I had heard of Jessica Jones before, but never really looked into her story as I wasn’t as interested in detective stories as much as superhero ones, (which is partly why I’d like to see Jessica’s return as Jewel.) I understand that these two genre’s of detective stories and superhero ones cross over alot, (in such characters as Rorschach and even Batman being labelled The world’s greatest detective! starting out in detective comics. But would audience’s read Batman’s comic’s if never put the cowl on and solved cases and Bruce Wayne? Was it not the moral ambiguity and wearing of the cowl that made him different and exciting?) But perhaps superheroes are so over-done that Jessica’s story is reverting to the old ways of no masks, as it’s more original these days. But maybe it’s my narrow-mindedness that I’d rather have a costumed super powered crime fighter in stories and not the fault of this extremely well thought about, relatable, strong character in Jessica Jones.

Kaveny states that “Jessica’s arc has to do with her accepting she is a flawed human being, whether she identifies as a superhero or not, which is to say that she moves towards the complexity of life in Marvel, and away from the shiny idealism of her earlier shinier model of being a superhero (Jewel) which was partly a critique of Marvel’s early days, and even more of a critique of their major rival DC.” Understanding Kaveny’s point, I would still like to see to see Jewel back in action, dealing with these conflicted emotions, disliking the Avengers and mainstreams heroes, constantly uncertain of if what she does (and superhero-ing in general) is right, and attempting to deal with super-villians in a more defensive than aggressive manor, and seeing where that could lead our heroine. Dose this give her conflict with heroes when they fight villains, making her not on either side but better than both? Is she strong enough not to loose her temper when fighting villains that have harmed those close to her (like The Vision did when she attacked his wife the Scarlet Witch?) This would be interesting to see such a powerful hero with a wider gaze of right and wrong, and unsure guideline to follow, leading her to sometimes going toe to toe with the heroes. Part of the appeal of superhero comics is the colourful costumes and extraordinary powers, people doing incredible things and I personally feel she should become this new kind of hero who can embody these things and dislike superheroes despite being one. It would be something audiences haven’t scene and give her this self loathing but complicated relationship with herself, a duty to do what is right but hating herself for doing it. But perhaps this would make her less relatable, and the thing most people would really do is walk away from that style of life if all it does is let you down and disappoint you.

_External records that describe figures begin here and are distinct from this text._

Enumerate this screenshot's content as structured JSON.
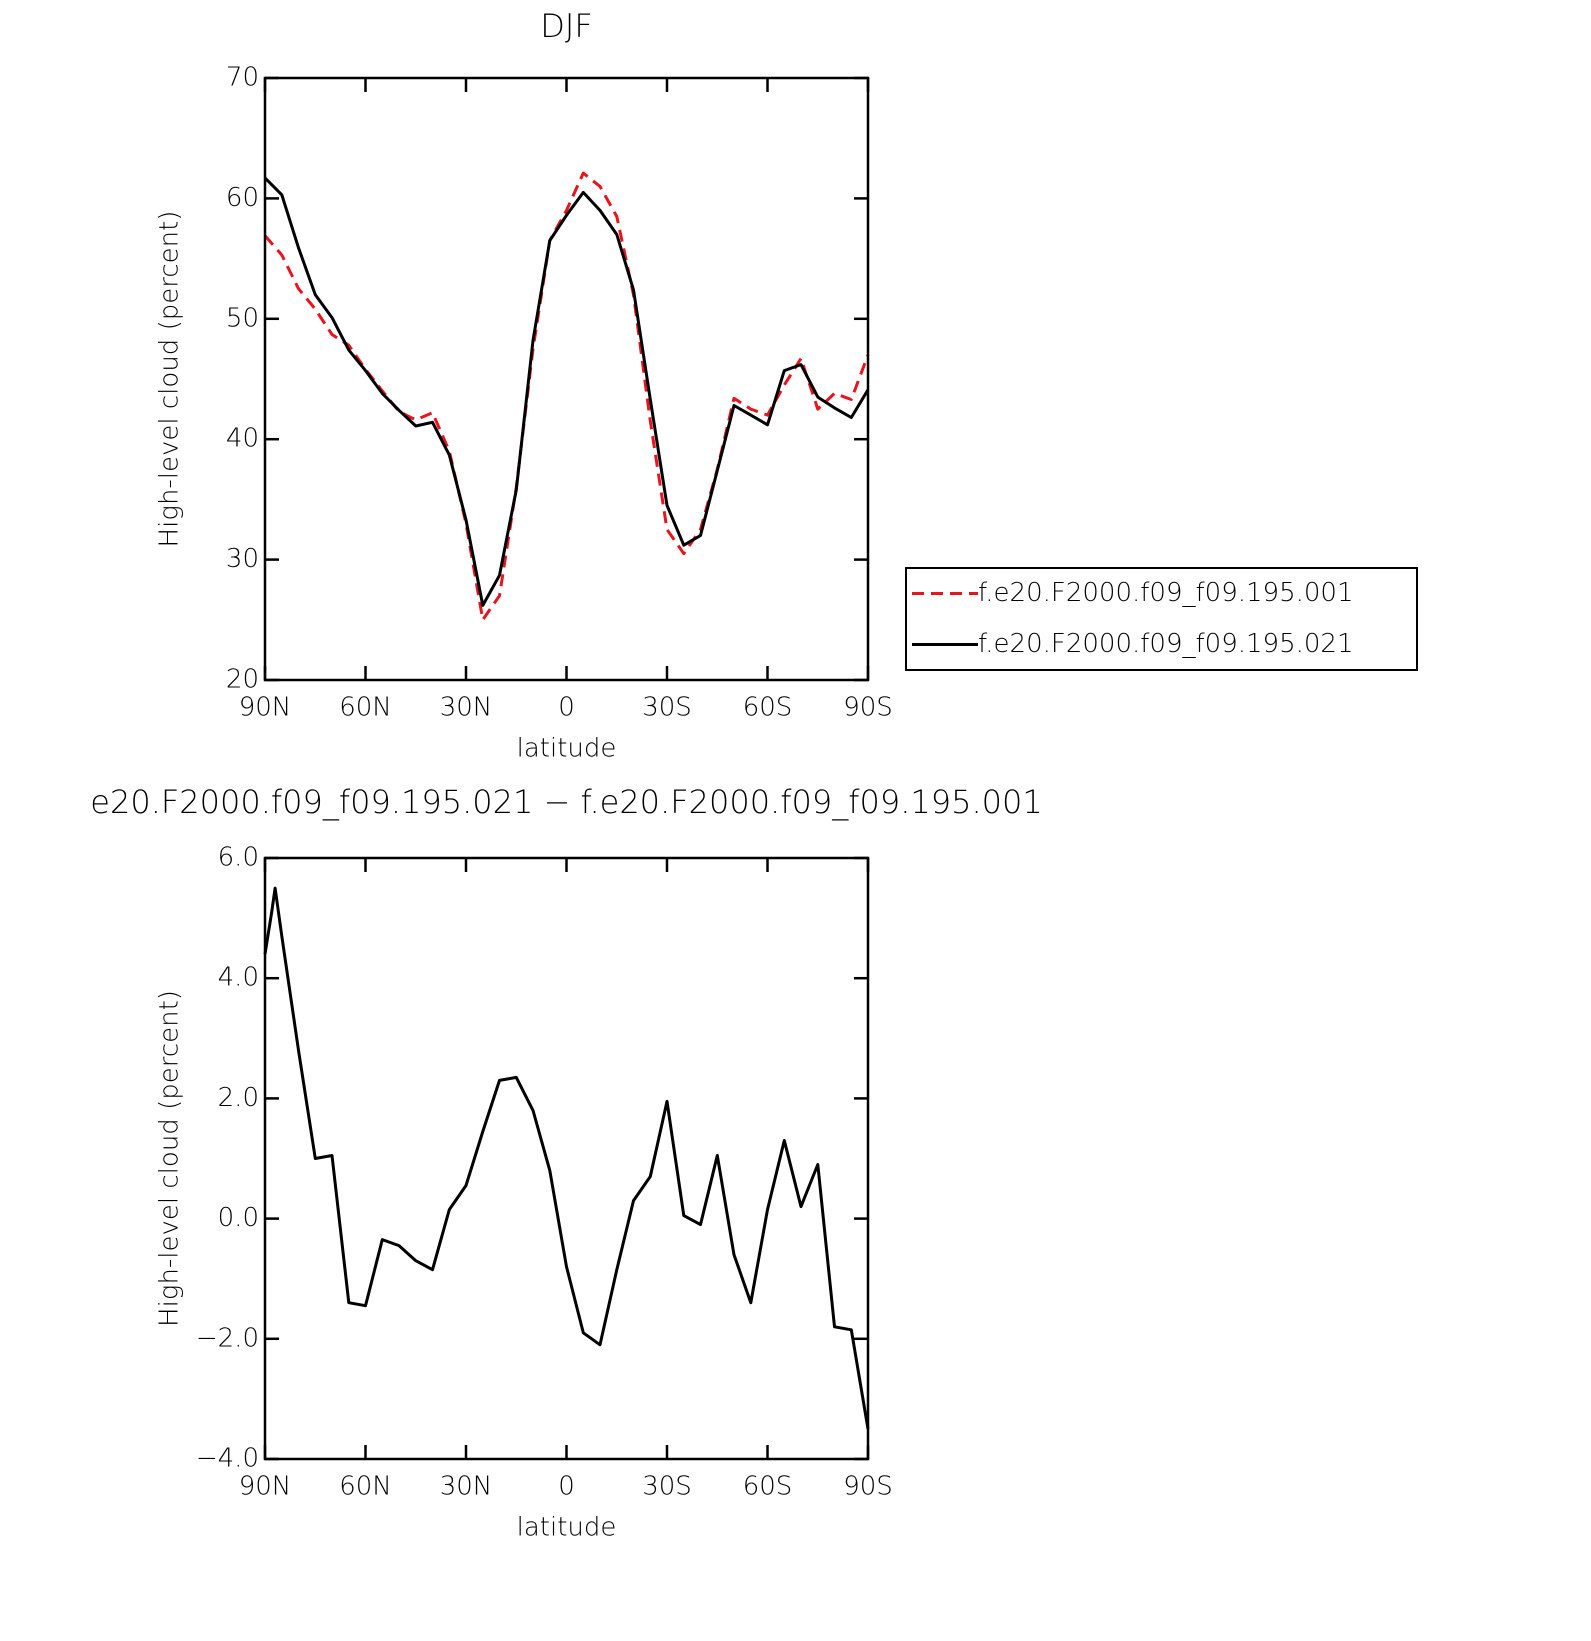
{
  "chart_data": [
    {
      "type": "line",
      "title": "DJF",
      "xlabel": "latitude",
      "ylabel": "High-level cloud (percent)",
      "x": [
        90,
        85,
        80,
        75,
        70,
        65,
        60,
        55,
        50,
        45,
        40,
        35,
        30,
        25,
        20,
        15,
        10,
        5,
        0,
        -5,
        -10,
        -15,
        -20,
        -25,
        -30,
        -35,
        -40,
        -45,
        -50,
        -55,
        -60,
        -65,
        -70,
        -75,
        -80,
        -85,
        -90
      ],
      "series": [
        {
          "name": "f.e20.F2000.f09_f09.195.001",
          "color": "#e8141e",
          "style": "dashed",
          "values": [
            56.9,
            55.3,
            52.5,
            50.8,
            48.7,
            47.8,
            45.8,
            44.0,
            42.3,
            41.6,
            42.2,
            39.0,
            33.0,
            25.0,
            27.0,
            36.0,
            47.5,
            56.5,
            59.0,
            62.1,
            61.0,
            58.5,
            52.0,
            41.5,
            32.5,
            30.5,
            32.5,
            37.5,
            43.4,
            42.5,
            42.0,
            44.5,
            46.7,
            42.5,
            43.8,
            43.3,
            47.0
          ]
        },
        {
          "name": "f.e20.F2000.f09_f09.195.021",
          "color": "#000000",
          "style": "solid",
          "values": [
            61.7,
            60.3,
            55.9,
            52.0,
            50.1,
            47.4,
            45.7,
            43.8,
            42.4,
            41.1,
            41.4,
            38.7,
            33.3,
            26.2,
            28.7,
            35.8,
            48.2,
            56.5,
            58.6,
            60.5,
            59.0,
            57.0,
            52.4,
            43.3,
            34.5,
            31.2,
            32.0,
            37.4,
            42.8,
            42.0,
            41.2,
            45.7,
            46.2,
            43.5,
            42.6,
            41.8,
            44.1
          ]
        }
      ],
      "xlim": [
        90,
        -90
      ],
      "xticks": [
        {
          "value": 90,
          "label": "90N"
        },
        {
          "value": 60,
          "label": "60N"
        },
        {
          "value": 30,
          "label": "30N"
        },
        0,
        {
          "value": -30,
          "label": "30S"
        },
        {
          "value": -60,
          "label": "60S"
        },
        {
          "value": -90,
          "label": "90S"
        }
      ],
      "ylim": [
        20,
        70
      ],
      "yticks": [
        20,
        30,
        40,
        50,
        60,
        70
      ],
      "grid": false,
      "legend": "right"
    },
    {
      "type": "line",
      "title": "e20.F2000.f09_f09.195.021 − f.e20.F2000.f09_f09.195.001",
      "xlabel": "latitude",
      "ylabel": "High-level cloud (percent)",
      "x": [
        90,
        88,
        87,
        85,
        80,
        75,
        70,
        65,
        60,
        55,
        50,
        45,
        40,
        35,
        30,
        25,
        20,
        15,
        10,
        5,
        0,
        -5,
        -10,
        -15,
        -20,
        -25,
        -30,
        -35,
        -40,
        -45,
        -50,
        -55,
        -60,
        -65,
        -70,
        -75,
        -80,
        -85,
        -90
      ],
      "series": [
        {
          "color": "#000000",
          "style": "solid",
          "values": [
            4.4,
            5.1,
            5.5,
            4.7,
            2.8,
            1.0,
            1.05,
            -1.4,
            -1.45,
            -0.35,
            -0.45,
            -0.7,
            -0.85,
            0.15,
            0.55,
            1.45,
            2.3,
            2.35,
            1.8,
            0.8,
            -0.8,
            -1.9,
            -2.1,
            -0.85,
            0.3,
            0.7,
            1.95,
            0.05,
            -0.1,
            1.05,
            -0.6,
            -1.4,
            0.15,
            1.3,
            0.2,
            0.9,
            -1.8,
            -1.85,
            -3.5
          ]
        }
      ],
      "xlim": [
        90,
        -90
      ],
      "xticks": [
        {
          "value": 90,
          "label": "90N"
        },
        {
          "value": 60,
          "label": "60N"
        },
        {
          "value": 30,
          "label": "30N"
        },
        0,
        {
          "value": -30,
          "label": "30S"
        },
        {
          "value": -60,
          "label": "60S"
        },
        {
          "value": -90,
          "label": "90S"
        }
      ],
      "ylim": [
        -4,
        6
      ],
      "yticks": [
        {
          "value": -4,
          "label": "−4.0"
        },
        {
          "value": -2,
          "label": "−2.0"
        },
        {
          "value": 0,
          "label": "0.0"
        },
        {
          "value": 2,
          "label": "2.0"
        },
        {
          "value": 4,
          "label": "4.0"
        },
        {
          "value": 6,
          "label": "6.0"
        }
      ],
      "grid": false
    }
  ]
}
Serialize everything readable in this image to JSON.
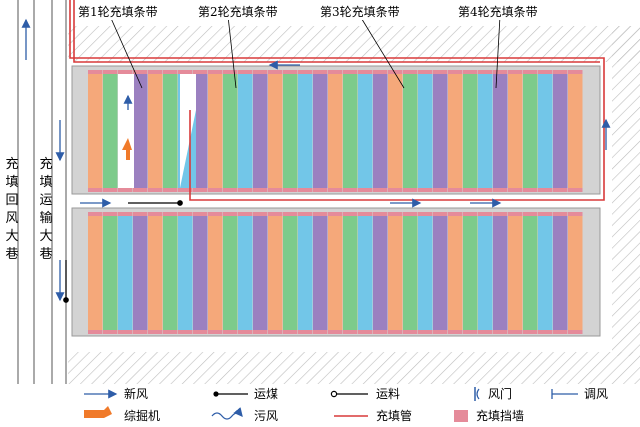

After such an engaging, original (apart from her typical power of strength, invulnerability and flight) character that has such a thought provoking and well written origin story and terrifying and unlikeable arch-villian, I would love to see Jessica Jones, and even Jewel, have a future series in the Marvel Universe, and with a Television show confirmed, that looks extremely possible. 



 Michael Bendis, B. (2008) Alias: Volume 4: The Secret Origin of Jessica Jones. New York: Marvel Comics, 2004.

Roz Kaveny (2008) Superheroes! Capes and Crusaders in Comics and Film I.B Tauris & Co Ltd. Great Britian
Michael Bendis, B. (2008) Alias: Volume 4: The Secret Origin of Jessica Jones. New York: Marvel Comics, 2004.